The P/E ratio (price-to-earnings ratio) of stock is a measure of the price paid for a share relative to the annual net income or profit earned by the firm per share. It is a financial ratio used for valuation: a higher P/E ratio means that investors are paying more for each unit of net income, so the stock is more expensive compared to one with lower P/E ratio.
A higher P/E ratio means that investors are paying more for each unit of net income, so the stock is more expensive compared to one with lower P/E ratio
The P/E ratio has units of years, which can be interpreted as “number of years of earnings to pay back purchase price”, ignoring the time value of money. In other words, P/E ratio shows current investor demand for a company share. The reciprocal of the PE ratio is known as the earnings yield. The earnings yield is an estimate of the expected return to be earned from holding the stock.

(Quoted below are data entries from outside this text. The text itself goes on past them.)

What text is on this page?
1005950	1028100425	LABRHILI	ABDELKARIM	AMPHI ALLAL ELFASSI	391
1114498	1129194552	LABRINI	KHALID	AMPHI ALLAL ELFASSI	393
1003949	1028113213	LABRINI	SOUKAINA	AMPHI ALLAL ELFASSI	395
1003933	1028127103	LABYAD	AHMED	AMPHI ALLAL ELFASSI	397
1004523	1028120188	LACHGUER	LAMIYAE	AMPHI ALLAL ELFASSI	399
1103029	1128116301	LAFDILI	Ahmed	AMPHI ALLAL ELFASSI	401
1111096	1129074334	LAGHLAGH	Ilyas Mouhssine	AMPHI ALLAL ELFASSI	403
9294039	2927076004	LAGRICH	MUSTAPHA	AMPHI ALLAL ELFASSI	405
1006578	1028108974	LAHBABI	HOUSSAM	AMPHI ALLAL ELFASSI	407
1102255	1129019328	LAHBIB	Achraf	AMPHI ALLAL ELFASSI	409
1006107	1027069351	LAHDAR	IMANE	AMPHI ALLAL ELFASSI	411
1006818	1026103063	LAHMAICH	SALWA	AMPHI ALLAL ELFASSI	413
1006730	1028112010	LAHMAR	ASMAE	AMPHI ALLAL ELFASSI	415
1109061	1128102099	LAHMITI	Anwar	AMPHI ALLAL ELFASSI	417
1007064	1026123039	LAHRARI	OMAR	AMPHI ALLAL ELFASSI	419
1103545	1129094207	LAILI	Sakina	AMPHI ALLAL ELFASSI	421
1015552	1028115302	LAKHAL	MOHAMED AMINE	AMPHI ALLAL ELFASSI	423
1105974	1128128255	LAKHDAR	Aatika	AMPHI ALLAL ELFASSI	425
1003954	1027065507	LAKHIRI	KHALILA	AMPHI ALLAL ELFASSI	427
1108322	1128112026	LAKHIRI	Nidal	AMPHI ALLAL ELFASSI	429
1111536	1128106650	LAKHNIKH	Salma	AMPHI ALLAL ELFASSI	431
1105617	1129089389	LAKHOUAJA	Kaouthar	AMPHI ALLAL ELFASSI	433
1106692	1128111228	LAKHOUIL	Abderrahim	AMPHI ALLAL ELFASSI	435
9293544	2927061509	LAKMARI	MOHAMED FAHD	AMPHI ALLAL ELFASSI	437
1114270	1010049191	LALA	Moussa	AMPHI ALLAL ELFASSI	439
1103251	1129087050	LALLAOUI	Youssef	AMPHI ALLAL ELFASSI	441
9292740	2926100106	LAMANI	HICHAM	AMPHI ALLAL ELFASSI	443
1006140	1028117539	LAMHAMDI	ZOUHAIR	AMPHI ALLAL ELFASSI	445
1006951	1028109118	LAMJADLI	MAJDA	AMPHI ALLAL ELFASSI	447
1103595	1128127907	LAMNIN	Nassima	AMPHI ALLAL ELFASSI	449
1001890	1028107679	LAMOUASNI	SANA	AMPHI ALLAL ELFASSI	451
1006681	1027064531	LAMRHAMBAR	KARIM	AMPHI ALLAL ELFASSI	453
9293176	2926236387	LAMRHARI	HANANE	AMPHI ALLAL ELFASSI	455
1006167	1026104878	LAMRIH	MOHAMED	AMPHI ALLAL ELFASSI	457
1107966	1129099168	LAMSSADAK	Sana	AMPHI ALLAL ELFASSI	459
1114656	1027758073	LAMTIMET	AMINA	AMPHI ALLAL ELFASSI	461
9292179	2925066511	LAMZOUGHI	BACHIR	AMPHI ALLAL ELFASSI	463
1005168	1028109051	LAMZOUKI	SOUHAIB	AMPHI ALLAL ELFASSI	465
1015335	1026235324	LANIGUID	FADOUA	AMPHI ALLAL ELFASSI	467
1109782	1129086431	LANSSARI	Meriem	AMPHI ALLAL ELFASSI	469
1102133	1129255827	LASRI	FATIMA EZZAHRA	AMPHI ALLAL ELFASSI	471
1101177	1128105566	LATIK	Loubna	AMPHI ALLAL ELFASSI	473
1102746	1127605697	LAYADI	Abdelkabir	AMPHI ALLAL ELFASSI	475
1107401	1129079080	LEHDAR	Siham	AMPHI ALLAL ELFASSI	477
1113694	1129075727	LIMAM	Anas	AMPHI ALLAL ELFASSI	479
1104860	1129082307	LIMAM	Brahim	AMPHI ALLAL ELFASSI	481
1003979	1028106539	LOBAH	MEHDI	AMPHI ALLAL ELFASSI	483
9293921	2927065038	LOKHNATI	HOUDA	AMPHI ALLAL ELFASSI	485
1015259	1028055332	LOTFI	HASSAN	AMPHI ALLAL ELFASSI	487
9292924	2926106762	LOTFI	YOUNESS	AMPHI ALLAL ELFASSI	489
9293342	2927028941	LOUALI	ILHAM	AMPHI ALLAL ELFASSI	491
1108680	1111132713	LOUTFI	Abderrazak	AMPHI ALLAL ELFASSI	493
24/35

Price-to-earnings ratio is popular in the investment community. Earnings power is the primary determinant of investment value. The P/E ratio can be calculated with the following formula:
PE = Market Price per Share / Earnings Per Share
There are a number of variants on the basic PE ratio in use. They are based upon how the price and the earnings are defined.
Price: is usually the current price is sometimes the average price for the year
Earnings Per Share (EPS):
- earnings per share in the most recent financial year
- earnings per share in trailing 12 months (Trailing PE)
- forecasted earnings per share next year (Forward PE)
- forecasted earnings per share in the future year
Also read: What is Sharpe Ratio?
Trailing P/E or P/E TTM
Earnings per share is the net income of the company for the most recent 12 month period, divided by the number of shares outstanding. This is the most common meaning of PE ratio if no other qualifier is specified. Monthly earning data for individual companies are not available, so the previous four quarterly earnings reports are used and EPS is updated quarterly.
Note: Companies individually choose their financial year so the schedule of updates will vary.
Trailing P/E from continued operations
Instead of net income, this method uses operating earnings which exclude earnings from discontinued operations, extraordinary items (e.g. one-off windfalls and write-downs), or accounting changes.
Forward P/E or Estimated P/E
Instead of net income, this method uses estimated net earnings over the next 12 months. Estimates are typically derived as the mean of a select group of analysts (note: selection criteria is rarely cited). In times of rapid economic dislocation, such estimates become less relevant as “the situation changes” (e.g. new economic data is published and/or the basis of their forecasts become obsolete) more quickly than analysts adjust their forecasts.